Mais il existe des différences marquées quant à la manière dont une telle politique doit être menée. Des sections de la CDU, du SPD, des Verts et de la majorité du Parti de gauche croient que l’Allemagne ne peut rassembler le poids économique et militaire nécessaires pour « se hisser au rang » des États-Unis, de la Chine et de la Russie parmi les actuelles puissances mondiales même avec l’aide de l’Union européenne. Ils préconisent donc de renforcer la capacité militaire de l’UE, de la subordonner aux intérêts allemands et de soumettre la classe ouvrière européenne à des mesures d’austérité strictes. Ils soutiennent une collaboration étroite avec la France, dont le président Emmanuel Macron défend des idées similaires.

Cependant la CSU, une partie de la CDU, l’Alternative pour l’Allemagne (AfD) d’extrême droite et une aile du Parti de gauche, croient que l’UE est trop lourde, trop dépendante des décisions de la majorité et, surtout, trop chère pour servir les intérêts de l’impérialisme allemand. Ils se tournent vers des actions nationales unilatérales qui placent les autres devant un fait accompli et les forcent à décider s’ils sont pour ou contre l’Allemagne. La CSU et Seehofer entretiennent des liens étroits avec les forces nationalistes dans d’autres pays européens.
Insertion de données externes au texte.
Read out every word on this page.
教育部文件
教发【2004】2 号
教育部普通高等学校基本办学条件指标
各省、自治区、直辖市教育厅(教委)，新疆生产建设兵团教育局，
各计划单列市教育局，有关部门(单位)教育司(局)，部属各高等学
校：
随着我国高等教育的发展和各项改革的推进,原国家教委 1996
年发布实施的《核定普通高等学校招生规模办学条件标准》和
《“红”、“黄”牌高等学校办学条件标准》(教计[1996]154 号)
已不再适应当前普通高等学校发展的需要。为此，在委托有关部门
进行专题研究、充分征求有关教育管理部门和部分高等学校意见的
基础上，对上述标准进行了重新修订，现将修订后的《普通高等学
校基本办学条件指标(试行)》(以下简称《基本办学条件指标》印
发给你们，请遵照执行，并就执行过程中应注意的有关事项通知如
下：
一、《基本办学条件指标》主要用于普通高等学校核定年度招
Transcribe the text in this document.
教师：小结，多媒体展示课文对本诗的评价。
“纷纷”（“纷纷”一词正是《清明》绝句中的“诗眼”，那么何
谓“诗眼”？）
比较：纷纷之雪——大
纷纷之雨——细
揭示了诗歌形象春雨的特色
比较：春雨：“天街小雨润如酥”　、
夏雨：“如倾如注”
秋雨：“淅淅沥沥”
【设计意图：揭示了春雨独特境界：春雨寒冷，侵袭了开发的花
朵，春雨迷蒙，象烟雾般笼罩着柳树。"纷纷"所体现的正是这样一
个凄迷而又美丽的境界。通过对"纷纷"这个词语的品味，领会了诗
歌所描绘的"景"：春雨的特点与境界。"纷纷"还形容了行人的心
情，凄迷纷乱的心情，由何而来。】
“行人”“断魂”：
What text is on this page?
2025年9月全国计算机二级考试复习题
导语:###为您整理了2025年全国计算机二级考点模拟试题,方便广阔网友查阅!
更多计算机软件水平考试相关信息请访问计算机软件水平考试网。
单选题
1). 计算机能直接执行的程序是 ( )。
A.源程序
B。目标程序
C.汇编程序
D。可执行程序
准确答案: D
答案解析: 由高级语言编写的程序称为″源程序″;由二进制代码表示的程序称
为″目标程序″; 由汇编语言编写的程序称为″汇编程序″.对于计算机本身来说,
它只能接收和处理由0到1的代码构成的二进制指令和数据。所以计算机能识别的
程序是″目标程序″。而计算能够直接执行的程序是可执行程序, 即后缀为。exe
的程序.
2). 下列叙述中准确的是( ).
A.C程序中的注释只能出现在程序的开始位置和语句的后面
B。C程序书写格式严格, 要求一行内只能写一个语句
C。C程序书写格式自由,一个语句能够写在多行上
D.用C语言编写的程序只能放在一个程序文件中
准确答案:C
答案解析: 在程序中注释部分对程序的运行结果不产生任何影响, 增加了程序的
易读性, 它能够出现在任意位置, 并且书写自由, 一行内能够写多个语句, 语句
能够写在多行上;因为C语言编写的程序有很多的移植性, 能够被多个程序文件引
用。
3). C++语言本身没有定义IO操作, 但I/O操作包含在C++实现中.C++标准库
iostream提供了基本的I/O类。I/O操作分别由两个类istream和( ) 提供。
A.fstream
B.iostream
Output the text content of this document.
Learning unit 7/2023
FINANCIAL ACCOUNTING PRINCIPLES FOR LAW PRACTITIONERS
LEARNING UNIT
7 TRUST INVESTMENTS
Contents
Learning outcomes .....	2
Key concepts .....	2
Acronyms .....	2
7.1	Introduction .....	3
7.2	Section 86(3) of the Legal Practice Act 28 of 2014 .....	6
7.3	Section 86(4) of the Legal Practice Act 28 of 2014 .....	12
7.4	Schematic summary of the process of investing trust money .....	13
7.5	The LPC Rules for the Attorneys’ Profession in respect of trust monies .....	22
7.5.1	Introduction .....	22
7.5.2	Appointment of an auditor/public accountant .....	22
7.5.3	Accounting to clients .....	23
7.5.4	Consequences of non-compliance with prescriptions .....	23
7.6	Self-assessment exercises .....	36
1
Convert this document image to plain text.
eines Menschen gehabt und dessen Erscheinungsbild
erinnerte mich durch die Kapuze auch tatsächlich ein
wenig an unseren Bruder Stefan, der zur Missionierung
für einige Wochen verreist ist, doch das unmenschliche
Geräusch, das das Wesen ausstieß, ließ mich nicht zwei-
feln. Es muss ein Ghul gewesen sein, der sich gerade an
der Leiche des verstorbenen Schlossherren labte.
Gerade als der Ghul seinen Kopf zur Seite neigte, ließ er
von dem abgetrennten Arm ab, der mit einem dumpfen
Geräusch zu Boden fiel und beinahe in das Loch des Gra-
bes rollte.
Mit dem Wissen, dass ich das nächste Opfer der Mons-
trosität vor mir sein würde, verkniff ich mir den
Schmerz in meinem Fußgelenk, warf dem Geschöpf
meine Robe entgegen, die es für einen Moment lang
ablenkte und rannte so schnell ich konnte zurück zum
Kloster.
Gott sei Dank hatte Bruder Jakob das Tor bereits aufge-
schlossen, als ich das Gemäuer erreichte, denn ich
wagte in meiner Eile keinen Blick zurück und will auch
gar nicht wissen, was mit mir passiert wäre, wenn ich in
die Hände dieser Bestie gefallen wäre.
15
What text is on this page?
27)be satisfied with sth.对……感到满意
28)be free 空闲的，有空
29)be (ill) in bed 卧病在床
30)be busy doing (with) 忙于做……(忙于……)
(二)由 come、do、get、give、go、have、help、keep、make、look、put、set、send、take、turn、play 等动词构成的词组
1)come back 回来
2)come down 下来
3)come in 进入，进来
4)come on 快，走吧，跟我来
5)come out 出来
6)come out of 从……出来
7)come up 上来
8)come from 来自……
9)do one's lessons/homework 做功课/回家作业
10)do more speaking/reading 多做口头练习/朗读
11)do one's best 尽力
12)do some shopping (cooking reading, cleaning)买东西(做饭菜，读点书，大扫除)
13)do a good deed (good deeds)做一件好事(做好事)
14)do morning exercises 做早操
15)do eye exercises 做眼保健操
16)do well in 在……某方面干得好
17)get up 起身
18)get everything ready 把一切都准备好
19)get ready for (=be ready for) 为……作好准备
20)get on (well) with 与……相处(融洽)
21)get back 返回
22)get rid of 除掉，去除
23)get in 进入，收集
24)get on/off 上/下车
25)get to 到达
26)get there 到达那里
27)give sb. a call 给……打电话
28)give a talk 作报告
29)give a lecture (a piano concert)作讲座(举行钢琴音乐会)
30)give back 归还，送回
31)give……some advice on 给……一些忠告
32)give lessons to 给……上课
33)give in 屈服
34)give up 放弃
Par exemple, Viktor Orbán, le Premier ministre ultranationaliste hongrois, est régulièrement invité aux événements de la CSU.

Lorsque le chancelier autrichien Kurz a parlé avec Seehofer d’un « axe des volontaires », il ne faisait pas simplement référence au rejet des réfugiés. Le terme « coalition des volontaires » a été initialement inventé par le président américain George W. Bush pour la guerre en Irak, quand il a bafoué des organisations internationales telles que l’ONU et même des alliances militaires comme l’OTAN et a attaqué l’Irak dans une coalition ad hoc.

Des disputes semblables ne divisent pas seulement la bourgeoisie allemande, mais aussi européenne. Au Royaume-Uni, la question de savoir si l’avenir du pays se situe à l’intérieur ou à l’extérieur de l’UE a divisé de manière désespérée les conservateurs et les travaillistes. En Europe de l’Est, en Autriche et maintenant aussi en Italie, des gouvernements nationalistes sont arrivés au pouvoir, sceptiques ou même hostiles à l’UE.

L’escalade des conflits avec les États-Unis après le sommet du G7 – en particulier les mesures de guerre commerciales de Trump, qui ont durement frappé l’Allemagne et l’Europe et sa menace de guerre contre l’Iran – a encore exacerbé le conflit sur ces questions. Le différend en Allemagne tourne autour de la meilleure façon de renforcer la capacité militaire du pays, tout en plaçant le fardeau du réarmement sur la classe ouvrière.

Mercredi, le ministre allemand des affaires étrangères Heiko Maas a prononcé un discours sur la politique étrangère, exigeant une politique étrangère et de défense allemande européenne indépendante en réponse à « la politique égoïste de Donald Trump, de "l’Amérique d’abord", l’attaque russe contre le droit international et la souveraineté des États et l’expansion du géant chinois ». L’aspiration allemande à fusionner l’Europe en tant que bloc militaire contre les trois grandes puissances nucléaires du monde renforce des tendances extrêmement nationalistes et xénophobes.

La classe ouvrière doit opposer sa propre politique indépendante au virage serré à droite de la classe dirigeante. La seule réponse à la politique anti-réfugiés, aux coupures sociales, au militarisme et au renforcement des pouvoirs étatiques est l’unité internationale de la classe ouvrière dans la lutte pour un programme socialiste.